As more schemes consider delegating investments to a third party, questions have been raised about whether there is a conflict of interest in the market, as more investment consultants launch delegation services, and whether schemes are completing enough due diligence when appointing managers.

If you want to dip your toe in, you can carve out some of your assets to a fiduciary manager

Anthony Webb, KPMG

Consultancy KPMG’s 2014 Fiduciary Management Survey, released today, showed continued growth in both full and partial fiduciary mandates, but found 75 per cent¹ of new mandates were won without a ‘beauty parade’ or seeking a range of quotes.

Overall, schemes seem satisfied with the performance of their fiduciary managers, but performance data are difficult to find.

“Anecdotally people are relatively happy,” said Anthony Webb, head of fiduciary management research at KPMG. “Performance data is more difficult to come by. It’s not possible to say whether it’s adding value for clients.”

However, Webb said the triennial review cycle common among defined benefit schemes lent itself to trustees taking a closer look at how their managers were performing. This will become more effective as schemes hold mandates longer and review past performance.

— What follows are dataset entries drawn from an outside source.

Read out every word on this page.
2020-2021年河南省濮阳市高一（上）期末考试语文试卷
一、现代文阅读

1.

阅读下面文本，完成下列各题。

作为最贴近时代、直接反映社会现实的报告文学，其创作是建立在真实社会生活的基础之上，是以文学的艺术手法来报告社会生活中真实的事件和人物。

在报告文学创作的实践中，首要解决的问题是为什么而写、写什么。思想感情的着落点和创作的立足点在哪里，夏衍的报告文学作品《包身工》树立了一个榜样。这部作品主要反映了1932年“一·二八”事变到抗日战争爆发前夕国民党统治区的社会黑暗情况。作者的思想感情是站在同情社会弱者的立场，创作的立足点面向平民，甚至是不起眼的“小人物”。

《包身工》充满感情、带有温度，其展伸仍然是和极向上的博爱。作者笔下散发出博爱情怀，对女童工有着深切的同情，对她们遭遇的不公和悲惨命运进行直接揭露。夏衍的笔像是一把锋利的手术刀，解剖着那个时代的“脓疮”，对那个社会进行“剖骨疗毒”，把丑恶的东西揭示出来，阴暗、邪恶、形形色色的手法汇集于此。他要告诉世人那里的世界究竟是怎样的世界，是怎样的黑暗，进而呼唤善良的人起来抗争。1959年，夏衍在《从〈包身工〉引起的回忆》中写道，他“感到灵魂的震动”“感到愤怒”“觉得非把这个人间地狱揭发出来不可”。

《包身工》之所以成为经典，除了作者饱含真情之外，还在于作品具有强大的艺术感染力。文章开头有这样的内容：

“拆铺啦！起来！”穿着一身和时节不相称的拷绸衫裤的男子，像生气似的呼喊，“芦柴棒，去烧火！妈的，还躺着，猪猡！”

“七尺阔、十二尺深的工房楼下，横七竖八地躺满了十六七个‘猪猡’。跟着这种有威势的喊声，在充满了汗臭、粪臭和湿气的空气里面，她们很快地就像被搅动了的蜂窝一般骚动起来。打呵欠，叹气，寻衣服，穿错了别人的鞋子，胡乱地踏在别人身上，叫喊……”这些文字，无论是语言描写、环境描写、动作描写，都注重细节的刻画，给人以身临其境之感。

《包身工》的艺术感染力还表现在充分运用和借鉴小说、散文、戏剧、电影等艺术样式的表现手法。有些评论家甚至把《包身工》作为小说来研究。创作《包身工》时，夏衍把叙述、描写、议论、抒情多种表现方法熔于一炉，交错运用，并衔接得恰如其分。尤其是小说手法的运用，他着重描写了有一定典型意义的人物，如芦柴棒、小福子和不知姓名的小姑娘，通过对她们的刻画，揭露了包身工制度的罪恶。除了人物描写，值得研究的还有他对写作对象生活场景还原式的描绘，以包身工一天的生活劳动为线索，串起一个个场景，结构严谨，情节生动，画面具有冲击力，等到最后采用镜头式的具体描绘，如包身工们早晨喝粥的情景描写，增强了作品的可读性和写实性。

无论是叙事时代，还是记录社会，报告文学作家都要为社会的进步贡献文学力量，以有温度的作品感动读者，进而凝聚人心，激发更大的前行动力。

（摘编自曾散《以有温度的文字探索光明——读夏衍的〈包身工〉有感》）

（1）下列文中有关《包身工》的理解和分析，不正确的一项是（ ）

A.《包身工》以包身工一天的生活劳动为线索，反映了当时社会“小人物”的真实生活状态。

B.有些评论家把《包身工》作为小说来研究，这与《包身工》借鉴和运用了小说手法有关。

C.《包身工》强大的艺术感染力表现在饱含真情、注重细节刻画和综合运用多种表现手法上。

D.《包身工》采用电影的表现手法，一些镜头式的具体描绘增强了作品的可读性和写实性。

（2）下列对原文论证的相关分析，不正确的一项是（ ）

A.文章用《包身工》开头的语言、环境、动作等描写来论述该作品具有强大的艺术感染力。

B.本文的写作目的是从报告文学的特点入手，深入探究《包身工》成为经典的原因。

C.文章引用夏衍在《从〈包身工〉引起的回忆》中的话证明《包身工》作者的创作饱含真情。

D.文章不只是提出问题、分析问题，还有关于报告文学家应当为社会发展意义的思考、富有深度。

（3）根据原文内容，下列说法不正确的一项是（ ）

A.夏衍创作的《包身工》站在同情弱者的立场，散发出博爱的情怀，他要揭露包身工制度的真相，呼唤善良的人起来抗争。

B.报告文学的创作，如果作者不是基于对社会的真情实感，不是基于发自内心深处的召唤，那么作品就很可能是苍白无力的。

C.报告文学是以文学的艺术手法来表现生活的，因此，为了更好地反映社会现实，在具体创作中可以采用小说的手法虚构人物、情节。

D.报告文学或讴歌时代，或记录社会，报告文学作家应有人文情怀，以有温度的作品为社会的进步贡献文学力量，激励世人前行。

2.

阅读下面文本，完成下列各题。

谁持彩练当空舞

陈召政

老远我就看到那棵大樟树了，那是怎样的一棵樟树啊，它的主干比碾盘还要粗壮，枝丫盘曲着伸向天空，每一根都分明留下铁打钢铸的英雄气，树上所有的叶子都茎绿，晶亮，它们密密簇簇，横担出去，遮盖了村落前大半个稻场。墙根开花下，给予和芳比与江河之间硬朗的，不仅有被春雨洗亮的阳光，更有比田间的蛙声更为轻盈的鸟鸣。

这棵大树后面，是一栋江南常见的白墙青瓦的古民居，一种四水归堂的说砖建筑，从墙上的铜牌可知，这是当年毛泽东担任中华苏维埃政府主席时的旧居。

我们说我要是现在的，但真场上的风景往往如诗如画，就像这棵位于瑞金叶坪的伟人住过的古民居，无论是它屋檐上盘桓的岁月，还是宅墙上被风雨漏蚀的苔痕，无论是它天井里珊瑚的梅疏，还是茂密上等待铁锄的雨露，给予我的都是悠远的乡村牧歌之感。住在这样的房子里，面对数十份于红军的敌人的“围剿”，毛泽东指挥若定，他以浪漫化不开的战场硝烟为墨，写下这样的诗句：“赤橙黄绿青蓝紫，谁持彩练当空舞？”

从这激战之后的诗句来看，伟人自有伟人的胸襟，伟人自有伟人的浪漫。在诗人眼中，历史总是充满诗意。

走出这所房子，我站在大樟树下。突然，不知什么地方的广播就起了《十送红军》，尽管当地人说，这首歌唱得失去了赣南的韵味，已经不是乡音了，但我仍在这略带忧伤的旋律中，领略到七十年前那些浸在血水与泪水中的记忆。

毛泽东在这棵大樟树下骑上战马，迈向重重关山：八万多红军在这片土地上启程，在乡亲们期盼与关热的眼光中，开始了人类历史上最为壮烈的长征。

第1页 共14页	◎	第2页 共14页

He added: “We know of more than 100 schemes with more than a three-year track record. [That’s] quite a large accumulated experience.”

Sion Cole, partner at consultancy and fiduciary manager Aon Hewitt, said research carried out by the company indicated 100 per cent of their clients went to full tender or used external verification.

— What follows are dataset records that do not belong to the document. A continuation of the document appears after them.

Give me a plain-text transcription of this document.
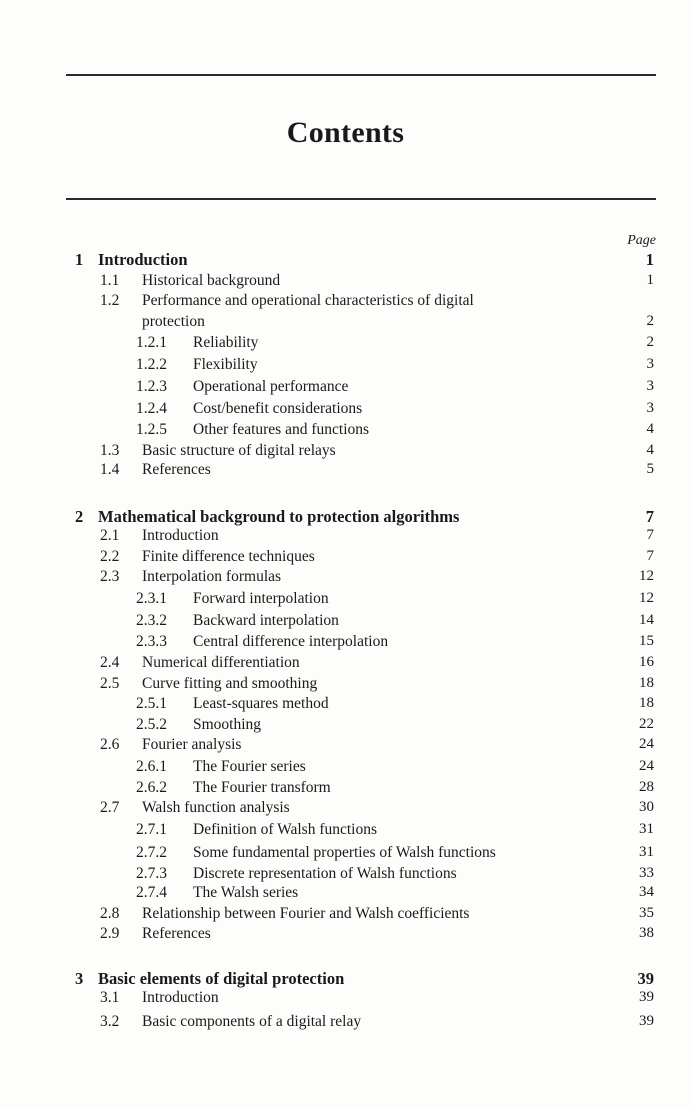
Contents
Page
1 Introduction	1
1.1 Historical background	1
1.2 Performance and operational characteristics of digital
protection	2
1.2.1 Reliability	2
1.2.2 Flexibility	3
1.2.3 Operational performance	3
1.2.4 Cost/benefit considerations	3
1.2.5 Other features and functions	4
1.3 Basic structure of digital relays	4
1.4 References	5
2 Mathematical background to protection algorithms	7
2.1 Introduction	7
2.2 Finite difference techniques	7
2.3 Interpolation formulas	12
2.3.1 Forward interpolation	12
2.3.2 Backward interpolation	14
2.3.3 Central difference interpolation	15
2.4 Numerical differentiation	16
2.5 Curve fitting and smoothing	18
2.5.1 Least-squares method	18
2.5.2 Smoothing	22
2.6 Fourier analysis	24
2.6.1 The Fourier series	24
2.6.2 The Fourier transform	28
2.7 Walsh function analysis	30
2.7.1 Definition of Walsh functions	31
2.7.2 Some fundamental properties of Walsh functions	31
2.7.3 Discrete representation of Walsh functions	33
2.7.4 The Walsh series	34
2.8 Relationship between Fourier and Walsh coefficients	35
2.9 References	38
3 Basic elements of digital protection	39
3.1 Introduction	39
3.2 Basic components of a digital relay	39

He added: “Our survey asked trustees and three-quarters said they’d use a beauty parade and just under 50 per cent said they’d use a site visit.”

Brian McCauley, head of fiduciary management evaluation at Buck Consultants, said that while there had been a perception that fiduciary managers run by investment consultancies were simply transferring clients across, there were signs of asset managers and specialist fiduciary managers becoming more competitive.

“I don’t think the investment consultants are going to have it all their own way,” he said.

McCauley added that while most clients are happy with their manager, he was receiving an increasing number of requests to evaluate managers and retender.

The survey indicated the UK fiduciary management market has been growing 23 per cent year-on-year to £72bn, with 5 per cent of DB schemes fully delegated. This represents a growth of 44 per cent over the year, with 303 mandates as of June 2014.

Partial delegation grew by 52 per cent, with 205 mandates at June 30 2014. Webb said both types of management were seeing accelerated growth, but partial delegation relies on larger schemes for mandates, which may hamper further growth.

“If you want to dip your toe in, you can carve out some of your assets to a fiduciary manager,” he said. “It makes less sense for smaller schemes.”

Cole said the vast majority of his clients were fully delegated. “We have a small but growing number of partial – but full is where we’re seeing the most growth.”

¹This proportion was originally stated to be 81 per cent, as per the KPMG report. After publication of this article, KPMG revealed that there was a human error in putting together the report, and the actual figure was 75 per cent of mandates. This has been updated.